U.S. officials said the plot against the pope that Clinton
referred to Wednesday was uncovered in January 1995, when Filipino
firemen were summoned to a Manila apartment to check out smoke
billowing from the windows. The firefighters found smoldering
chemicals in the empty apartment, and called police. U.S. and
Filipino authorities later confiscated a computer disk that
described plans to blow up a dozen 747 jumbo jets over the Pacific
Ocean and to assassinate John Paul II.
Inside the apartment, near the papal nuncio's residence where
the pope was set to stay a few days later, investigators also
found materials for a large pipe bomb, maps of the pope's
itinerary, Bibles and priests' cassocks. Authorities later
arrested the two men who had rented the apartment, Yousef and
Khan.
Both were later convicted in New York of conspiring to blow up
4,000 passengers in the 747s, which they planned to do by mixing
chemicals into explosives in airplane lavatories before leaving at
scheduled stopovers. Yousef, a 20-something bomb-building
vagabond, was also convicted of actually setting an explosive on a
Philippines Airlines flight that killed a Japanese traveler, and
in the 1993 bombing of the World Trade Center in Manhattan that
killed six people and injured 1,000.
Details cited by U.S. officials in tying bin Laden to the plots
include the Saudi's ownership of the house in Pakistan where
Yousef was living when he was arrested in 1995. In addition, some
bin Laden companies supplied Yousef with funds during his
terrorist operations. In New York, Yousef was associated with an
Islamic group called the Al-Kifah Center, itself tied to Maktab
al-Kidmat, a Pakistani organization co-founded by bin Laden.

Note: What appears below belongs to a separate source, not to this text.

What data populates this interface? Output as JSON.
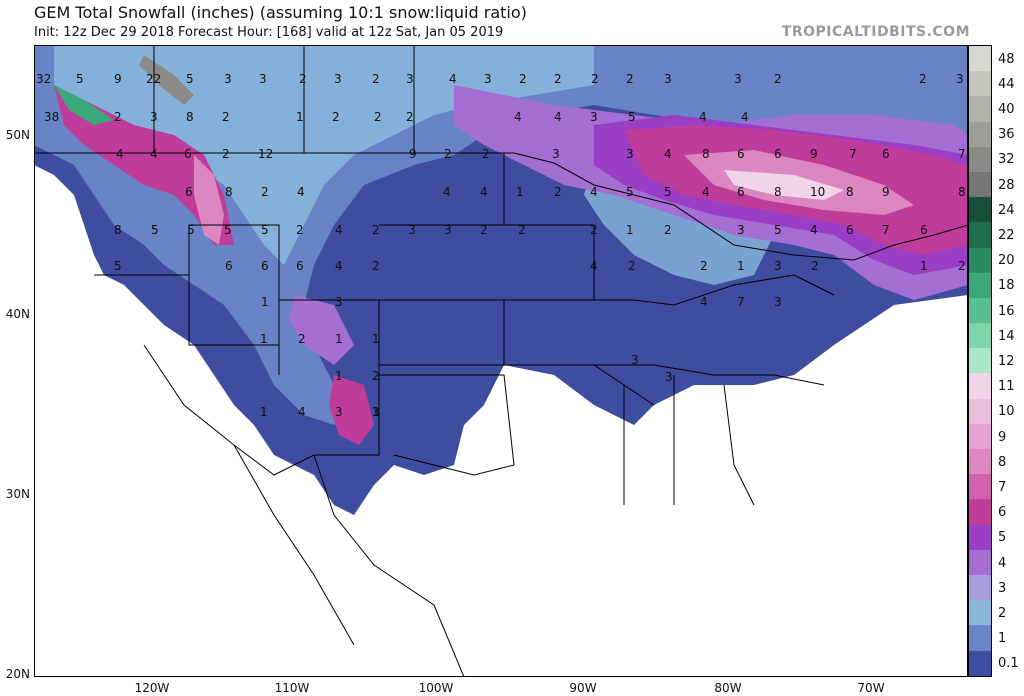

Khan has been friendly with bin Laden since they fought
side-by-side against the Soviets in Afghanistan during the 1980s.
``He was nicknamed 'The Lion,' '' bin Laden told ABC News of his
comrade in arms. ``He is one of the best. We were good friends.''
But Khan was less loyal to his old chum. He recently became a
cooperating witness for the FBI and CIA in their work on bin Laden
and others in his terrorist network.